I Asked Help of an Old JW Friend, He Refused to Reply - My E-mail to Him

by Seeker4 29 Replies latest jw friends

  • OUTLAW
    OUTLAW

    "I wondered how someone with his educational background could support an organization that discouraged any outside research on itself, and whether or not that didn't alarm him in any way."................................I`ve wondered that too,about other people.....I came to one conclusion....."It Butters thier Bread".....There is something in it for them..Maybe it`s money....Maybe they enjoy the power of having position in the WBT$.....One thing is for sure..It`s done for Personal Gain...................."Sorry I had to leave you for Dead..I had to do it,to get what I wanted!!".....LOL!!

    Laughing Mutley...OUTLAW

  • Seeker4
    Seeker4

    With this friend, I can't quite figure it out. He stepped down as an elder years ago. He was one of the best, and used extensively. Now, there's none of that, and I think his secular career wouldn't suffer a bit from his leaving.

    He does have one daughter in. His other two kids have nothing to do with the Witnesses.

    That's what makes it so strange to me.

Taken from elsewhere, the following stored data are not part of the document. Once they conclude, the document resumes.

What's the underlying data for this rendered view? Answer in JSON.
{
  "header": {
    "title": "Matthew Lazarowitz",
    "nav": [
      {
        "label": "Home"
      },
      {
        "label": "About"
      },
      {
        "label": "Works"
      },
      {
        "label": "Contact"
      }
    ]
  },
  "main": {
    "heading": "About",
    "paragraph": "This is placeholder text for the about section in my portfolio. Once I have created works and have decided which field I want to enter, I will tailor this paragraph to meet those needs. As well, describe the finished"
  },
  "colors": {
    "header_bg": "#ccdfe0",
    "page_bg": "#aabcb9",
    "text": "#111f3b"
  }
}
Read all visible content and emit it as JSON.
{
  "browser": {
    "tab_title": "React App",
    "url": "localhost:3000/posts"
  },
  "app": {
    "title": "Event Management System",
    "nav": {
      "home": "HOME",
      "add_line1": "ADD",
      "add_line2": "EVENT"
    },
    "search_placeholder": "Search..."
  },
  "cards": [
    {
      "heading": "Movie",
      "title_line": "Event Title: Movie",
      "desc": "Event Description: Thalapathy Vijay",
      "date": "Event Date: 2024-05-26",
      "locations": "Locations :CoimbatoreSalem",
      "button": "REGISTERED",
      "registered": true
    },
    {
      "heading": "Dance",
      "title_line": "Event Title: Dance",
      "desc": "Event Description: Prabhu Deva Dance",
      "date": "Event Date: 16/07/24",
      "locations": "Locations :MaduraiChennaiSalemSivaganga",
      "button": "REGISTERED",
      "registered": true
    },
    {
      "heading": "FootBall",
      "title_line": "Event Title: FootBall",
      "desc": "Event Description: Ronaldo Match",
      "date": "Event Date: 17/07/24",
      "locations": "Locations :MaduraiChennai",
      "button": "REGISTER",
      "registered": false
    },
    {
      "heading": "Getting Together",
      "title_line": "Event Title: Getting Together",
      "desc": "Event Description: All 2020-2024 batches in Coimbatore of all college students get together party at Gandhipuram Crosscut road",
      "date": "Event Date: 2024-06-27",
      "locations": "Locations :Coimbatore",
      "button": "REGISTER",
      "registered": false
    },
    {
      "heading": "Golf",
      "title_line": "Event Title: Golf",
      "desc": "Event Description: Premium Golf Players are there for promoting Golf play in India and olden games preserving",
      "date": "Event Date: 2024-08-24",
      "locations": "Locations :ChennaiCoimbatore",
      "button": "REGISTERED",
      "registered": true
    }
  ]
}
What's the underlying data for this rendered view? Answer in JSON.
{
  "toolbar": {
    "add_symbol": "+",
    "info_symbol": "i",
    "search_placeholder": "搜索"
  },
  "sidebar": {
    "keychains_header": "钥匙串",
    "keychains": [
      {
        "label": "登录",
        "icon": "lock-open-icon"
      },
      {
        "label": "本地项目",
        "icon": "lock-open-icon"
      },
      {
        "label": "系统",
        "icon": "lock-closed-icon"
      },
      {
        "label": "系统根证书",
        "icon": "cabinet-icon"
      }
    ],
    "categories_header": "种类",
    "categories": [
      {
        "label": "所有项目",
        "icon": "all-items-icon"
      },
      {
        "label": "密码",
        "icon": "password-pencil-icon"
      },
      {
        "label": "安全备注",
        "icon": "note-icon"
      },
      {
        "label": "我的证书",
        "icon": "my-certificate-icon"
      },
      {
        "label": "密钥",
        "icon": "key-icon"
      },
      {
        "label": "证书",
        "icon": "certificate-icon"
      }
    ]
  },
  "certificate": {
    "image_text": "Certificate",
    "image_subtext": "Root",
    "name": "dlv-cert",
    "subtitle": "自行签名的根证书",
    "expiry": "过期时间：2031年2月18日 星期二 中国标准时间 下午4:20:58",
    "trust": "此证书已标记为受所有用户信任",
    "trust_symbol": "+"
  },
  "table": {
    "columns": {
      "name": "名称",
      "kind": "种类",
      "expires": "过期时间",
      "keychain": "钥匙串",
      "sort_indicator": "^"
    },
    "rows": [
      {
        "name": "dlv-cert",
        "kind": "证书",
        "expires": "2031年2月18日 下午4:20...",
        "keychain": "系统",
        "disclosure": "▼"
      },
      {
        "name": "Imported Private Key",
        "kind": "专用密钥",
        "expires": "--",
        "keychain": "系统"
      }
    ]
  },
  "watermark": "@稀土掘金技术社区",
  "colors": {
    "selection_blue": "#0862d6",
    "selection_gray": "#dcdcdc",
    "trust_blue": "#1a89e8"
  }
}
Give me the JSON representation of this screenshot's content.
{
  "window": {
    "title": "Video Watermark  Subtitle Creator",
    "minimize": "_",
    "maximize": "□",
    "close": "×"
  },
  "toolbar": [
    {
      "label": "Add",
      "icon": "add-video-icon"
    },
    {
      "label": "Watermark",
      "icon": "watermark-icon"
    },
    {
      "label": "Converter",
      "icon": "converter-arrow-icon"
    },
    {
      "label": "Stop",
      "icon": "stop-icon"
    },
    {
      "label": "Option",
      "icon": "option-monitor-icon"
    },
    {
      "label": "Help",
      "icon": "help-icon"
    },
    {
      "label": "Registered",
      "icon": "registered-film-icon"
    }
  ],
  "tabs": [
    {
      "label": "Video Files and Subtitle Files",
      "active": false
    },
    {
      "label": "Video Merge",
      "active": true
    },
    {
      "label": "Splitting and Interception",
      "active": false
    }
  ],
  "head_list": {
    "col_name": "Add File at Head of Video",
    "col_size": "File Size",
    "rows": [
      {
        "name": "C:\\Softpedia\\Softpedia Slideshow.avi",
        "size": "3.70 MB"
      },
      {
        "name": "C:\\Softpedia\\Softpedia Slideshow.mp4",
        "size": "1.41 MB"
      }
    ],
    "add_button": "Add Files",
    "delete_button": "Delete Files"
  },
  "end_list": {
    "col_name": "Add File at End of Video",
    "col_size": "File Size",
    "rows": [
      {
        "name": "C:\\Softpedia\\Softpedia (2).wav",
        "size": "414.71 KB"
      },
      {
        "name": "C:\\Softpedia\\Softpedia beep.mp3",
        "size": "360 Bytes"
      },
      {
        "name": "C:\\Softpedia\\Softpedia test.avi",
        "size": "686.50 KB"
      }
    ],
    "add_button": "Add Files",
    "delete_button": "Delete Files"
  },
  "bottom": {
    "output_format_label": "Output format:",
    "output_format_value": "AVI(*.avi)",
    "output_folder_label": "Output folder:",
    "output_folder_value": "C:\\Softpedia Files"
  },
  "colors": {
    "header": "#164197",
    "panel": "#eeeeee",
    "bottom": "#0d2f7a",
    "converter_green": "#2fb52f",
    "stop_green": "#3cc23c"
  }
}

Why stay when he has all his own issues with the WTS?

    S4

  • flipper
    flipper

    SEEKER 4 - I'm so sorry your former friend dissed you like he did. Just remember that your friend is probably 80 to 90 % of the time under cult mind control and thus has a " cult " personality which he will always display due to the mind control of the WT society. I have found when talking to former witness friends ( even my adult witness daughters ) that the rare times you can get them to briefly flash into their " authentic " personality ; it's like before too long they get nervous and quick jump back into the cult personality because they let their guard down.

    Even though this friend of yours might have had doubts - still he is motivated by fear of what will happen to him if he responds to you by the congregation. I have thought of contacting former close friends of mine that were pretty cool, even one elder I was close to - but your experience makes me think more carefully about the prospect of doing so. I've been out 5 years, and even though not DFed - I might as well be to some in the witnesses, including my 2 daughters. Don't take it too personally about your friend Seeker - he is just doing what a mind control cult is telling him to do - he is a controlled zombie or robot. In that state of mind - they have no feeling or emotion. Perhaps he will break free and change some day - it's all you can hope for. Take care, and hang in there buddy

  • primitivegenius
    primitivegenius

    i work in a sales office and sometimes when you make a call......... a legitimate call to someone that the company you work for asks you to they will just hang up on you assuming that your a 3rd party caller. I find that people handle that differently........ some just let it go and move on to the next call........... others however will call them right back and pretend they were disconnected...... still others will come right out and accuse the person of hanging up on them.

    how do people respond........ some get mad and hang up again.......... but most of them will be embarassed at being called on it, and you will get put through to who you need to speak to......... or at least there voice mail.

    same thing with that second email........... you called him on his shit............. maybe something will bounce around in his head and he will at least feel like the ass he was being.

  • The Oracle
    The Oracle

    Great email Seeker,

    More exJws need to do things like this. Sometimes people need a gentle jolt to realize just how cultlike their behaviour is.

    I hope all else is well with you.

    The Oracle

  • Sad emo
    Sad emo

    Perhaps he assumed your ex would speak with you so he didn't feel the need to reply.

    Also, just out of interest - have you kept in contact with him between leaving the WT and now, or did you just email him out of the blue because you needed some advice? Was your grandson's situation all you wrote about or did you ask how he was doing, suggest a meeting to catch up on old times etc?

    Guess I'm saying similar to Gregor - this might not be a simple case of shunning.

  • Witness 007
    Witness 007

    "Middle eastern sheep and camel herders"...............OUCHY! GUT PUNCH TO A WITNESS!

  • Confession
    Confession

    Enjoyed it; reminded me of some of the things I tried to express to my mother once...

    "I have no problem whatsoever being in disagreement with another person, giving him all due respect for his beliefs. I am however troubled by those who assert that their conclusions are the only right ones, and with whom disagreement brings conflict and estrangement."

    "I submit to you that it is the height of small mindedness for either of us to decide that, since we may have disagreements about what is and is not true, we should punish the other for it."

  • poppers
    poppers

    Imagine the cognitive dissonance he is experiencing. He steps down as an elder and advances his career via higher education, something strongly discouraged, yet remains a devoted Witness. Responding to you would bring into focus issues that he himself doesn't want to face, issues which point out his hypocrisy. His only alternative is to keep them deeply buried, and you suffer the consequences of that action.

  • Seeker4
    Seeker4

    I haven't kept in contact with him since I left the JWs, so it's not like I'm going to lose anything out of this. When I sent him an e-mail a month ago, I was friendly, asked a few questions about my grandson, complimented him on his career and said I still considered him a friend.